- Native name: 朱虚之
- Born: Zhu Wenlin (朱文麟) 1912 Linhai, Zhejiang, China
- Died: 2000 (aged 87–88) Beijing, China
- Allegiance: China
- Branch: People's Liberation Army Air Force
- Service years: 1931–2000
- Rank: Major General (Shao Jiang)
- Unit: 18th Group Army
- Commands: Deputy Chief of Staff of the PLA Air Force (1969-1971)
- Conflicts: Chinese Civil War Second Sino-Japanese War Chinese Communist Revolution
- Awards: Order of Bayi Order of Independence and Freedom Order of Liberation Red Heart Order
- Relations: Zhu Zhu

= Zhu Xuzhi =

Chinese officer

Zhu Xuzhi (朱虚之 (朱虛之, Zhū Xūzhī); 1912-8 November 2000) was a general in the People's Liberation Army of China.

==Biography==
Zhu was born Zhu Wenlin (朱文麟) in Linhai, Zhejiang in 1912, son of Zhu Zhikang (朱之康). His courtesy name used at school, Zhu Wen (朱雯). He had an elder brother, Zhu Wenbiao (朱文彪). He attended Huipu School, Taizhou High School, and Zhongnan High School. He graduated from Whampoa Military Academy. After college, he went to Jiangxi with Mao Bingwen to fight against the Red Army but was captured during a battle. Zhu joined the Chinese Workers' and Peasants' Red Army in 1931 and joined the Chinese Communist Party in May 1933. He worked in the 18th Group Army in 1937 and the Political Department of Shandong Column in 1940. In 1943, he was sent to Yan'an to study at the Central Party School of the Chinese Communist Party. In late 1945, he worked in the PLA Fourth Field Army; in 1945, he was also elected as a member of the 7th National Congress of the Chinese Communist Party.
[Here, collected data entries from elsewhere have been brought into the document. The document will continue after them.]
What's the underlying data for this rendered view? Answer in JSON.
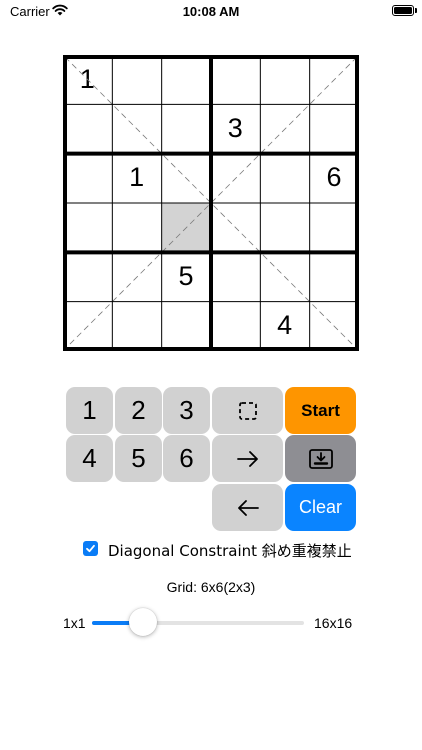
{
  "status_bar": {
    "carrier": "Carrier",
    "time": "10:08 AM"
  },
  "grid": {
    "size": 6,
    "box_rows": 2,
    "box_cols": 3,
    "selected": [
      3,
      2
    ],
    "cells": [
      [
        "1",
        "",
        "",
        "",
        "",
        ""
      ],
      [
        "",
        "",
        "",
        "3",
        "",
        ""
      ],
      [
        "",
        "1",
        "",
        "",
        "",
        "6"
      ],
      [
        "",
        "",
        "",
        "",
        "",
        ""
      ],
      [
        "",
        "",
        "5",
        "",
        "",
        ""
      ],
      [
        "",
        "",
        "",
        "",
        "4",
        ""
      ]
    ]
  },
  "keypad": {
    "digits": [
      "1",
      "2",
      "3",
      "4",
      "5",
      "6"
    ],
    "start_label": "Start",
    "clear_label": "Clear",
    "icons": {
      "select": "dashed-square-icon",
      "right": "arrow-right-icon",
      "left": "arrow-left-icon",
      "save": "tray-download-icon"
    },
    "colors": {
      "key": "#d1d1d1",
      "start": "#fe9500",
      "save": "#8e8e93",
      "clear": "#0a84ff"
    }
  },
  "diagonal": {
    "checked": true,
    "label": "Diagonal Constraint 斜め重複禁止"
  },
  "grid_size": {
    "label": "Grid: 6x6(2x3)",
    "min_label": "1x1",
    "max_label": "16x16",
    "slider_fraction": 0.24
  },
  "accent_color": "#0a7cf6"
}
In 1953, he became the First Deputy Head of the PLA Air Force Cadre Management Department, he remained in that position until 1960, when he was appointed the Political Commissar of the PLA Air Force Technical Department. He was promoted to the rank of Major General (Shao Jiang) in 1955. In 1969, he was promoted to become the Deputy Chief of Staff of the PLA Air Force.

On November 10, 1971, Zhu was examined in isolation by the Red Guards. He was sent to the May Seventh Cadre Schools to work between 1976 and 1979. From 1979 to 1989, he lived in Jinan, capital of Shandong province. He was politically rehabilitated in February 1988 and died in Beijing on November 8, 2000.

==Personal life==
Zhu had four sons: Zhu Songbin (朱松滨), Zhu Hanbin (朱汉斌), Zhu Yunbin (朱运彬), and Zhu Haibin (朱海滨). His granddaughter, Zhu Zhu (daughter of Zhu Hanbin), is a noted actress and singer.